But HEAL Africa is about more than that. It is about holistic programs and community empowerment. It is about finding solutions within the community.

Lyn Lusi, the co-founder of Heal Africa, died a few days ago and this is a great loss for the people of Goma. She's featured in this video, and you can see how humble she is.

One of my concerns about "awareness-raising" programs such as KONY 2012, is that they often over-emphasize their own effect in a region. In contrast, listen to the way Lyn talks. The organization she founded has had a profound impact in Eastern Congo and yet she says...

" I have no illusions that we're dealing with major issues that are pulling Congo apart.

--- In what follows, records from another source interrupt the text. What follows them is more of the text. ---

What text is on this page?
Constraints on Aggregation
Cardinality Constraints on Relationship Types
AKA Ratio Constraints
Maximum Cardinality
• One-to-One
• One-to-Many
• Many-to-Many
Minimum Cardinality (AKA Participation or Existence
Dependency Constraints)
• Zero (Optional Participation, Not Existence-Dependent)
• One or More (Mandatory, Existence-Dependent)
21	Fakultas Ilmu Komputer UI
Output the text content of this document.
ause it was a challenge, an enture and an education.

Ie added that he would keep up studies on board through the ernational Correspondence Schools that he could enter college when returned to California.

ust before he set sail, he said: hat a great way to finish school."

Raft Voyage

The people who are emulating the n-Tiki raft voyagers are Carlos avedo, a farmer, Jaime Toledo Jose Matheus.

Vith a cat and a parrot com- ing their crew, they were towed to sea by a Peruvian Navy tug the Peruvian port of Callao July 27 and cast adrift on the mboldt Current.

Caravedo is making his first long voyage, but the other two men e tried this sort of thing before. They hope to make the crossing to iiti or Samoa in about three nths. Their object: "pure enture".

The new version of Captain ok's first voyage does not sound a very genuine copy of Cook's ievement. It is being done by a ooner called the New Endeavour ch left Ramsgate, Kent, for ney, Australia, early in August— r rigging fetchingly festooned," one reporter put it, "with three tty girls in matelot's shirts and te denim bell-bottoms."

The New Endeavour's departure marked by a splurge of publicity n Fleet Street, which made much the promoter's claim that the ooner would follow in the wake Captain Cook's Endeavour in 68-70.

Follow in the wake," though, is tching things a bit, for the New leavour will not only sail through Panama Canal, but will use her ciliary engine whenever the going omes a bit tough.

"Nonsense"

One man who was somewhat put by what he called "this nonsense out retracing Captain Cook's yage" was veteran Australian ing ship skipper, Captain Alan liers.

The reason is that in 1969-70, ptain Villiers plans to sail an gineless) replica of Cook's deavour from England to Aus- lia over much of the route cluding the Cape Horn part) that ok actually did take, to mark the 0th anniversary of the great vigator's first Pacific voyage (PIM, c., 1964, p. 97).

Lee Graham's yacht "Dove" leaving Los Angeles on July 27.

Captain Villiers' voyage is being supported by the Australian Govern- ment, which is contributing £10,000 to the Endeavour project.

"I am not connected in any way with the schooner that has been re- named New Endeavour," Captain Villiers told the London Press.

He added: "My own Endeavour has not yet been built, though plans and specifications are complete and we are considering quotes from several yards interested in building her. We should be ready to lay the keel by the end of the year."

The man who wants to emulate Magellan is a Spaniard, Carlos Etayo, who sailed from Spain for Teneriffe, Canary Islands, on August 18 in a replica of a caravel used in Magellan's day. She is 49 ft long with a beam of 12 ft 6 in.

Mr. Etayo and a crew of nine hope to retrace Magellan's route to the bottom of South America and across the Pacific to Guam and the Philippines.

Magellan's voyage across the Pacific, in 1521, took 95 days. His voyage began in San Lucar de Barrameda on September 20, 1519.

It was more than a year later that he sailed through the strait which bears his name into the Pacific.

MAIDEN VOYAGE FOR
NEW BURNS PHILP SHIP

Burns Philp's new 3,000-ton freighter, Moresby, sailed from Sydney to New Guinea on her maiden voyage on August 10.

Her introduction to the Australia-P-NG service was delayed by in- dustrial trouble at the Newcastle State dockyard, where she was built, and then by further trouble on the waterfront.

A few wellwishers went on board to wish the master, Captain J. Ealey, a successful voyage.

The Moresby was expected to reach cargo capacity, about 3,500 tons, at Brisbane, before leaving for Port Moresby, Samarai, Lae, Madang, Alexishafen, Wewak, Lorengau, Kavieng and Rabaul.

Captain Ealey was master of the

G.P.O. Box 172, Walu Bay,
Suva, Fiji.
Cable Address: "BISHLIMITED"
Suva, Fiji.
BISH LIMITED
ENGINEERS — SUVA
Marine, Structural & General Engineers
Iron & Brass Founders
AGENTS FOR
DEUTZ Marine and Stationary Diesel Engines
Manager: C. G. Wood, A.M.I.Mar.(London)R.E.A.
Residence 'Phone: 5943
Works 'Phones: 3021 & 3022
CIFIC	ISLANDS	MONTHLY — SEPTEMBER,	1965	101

There is so much evil and so much cruelty, so much selfishness, and it is like darkness. But if we can bring in some light, the darkness will not overcome the light, and that's where faith is, if you believe that.

I don't think HEAL Africa is going to empty the ocean, but we can take out a bucketful here and a bucketful there."

To me, these are the honest words of someone who has worked in the region for a long time, and who was aware of the complicated problems facing the region and who steered clear of easy solutions.

I admit the whole bucket thing is probably not as motivating as the highly amped up rhetoric behind a video like Kony 2012. But that is precisely my concern with such videos.

If we hear too often the simplified promises that we can wipe out the "world's worst criminal" right now with three easy steps, will we cease to hear the words of someone who calls us to empty the ocean by the bucketful?

As we've seen with the Arab Spring, yes Facebook can help mobilize change. And this is exciting. But the work never ends there, it stretches on for years to come.

Such work is rarely glamorous, and the solutions are never clear-cut. And unlike the Kony 2012 video which proclaims an expiration date of 2012, the call to this kind of work never expires. It will take our lifetimes.

Lyn Lusi worked in the middle of complex situation until her last breath, trying to carry a bucketful of water, and help others believe they can do the same. For that, along with countless people in Eastern Congo, I am deeply thankful.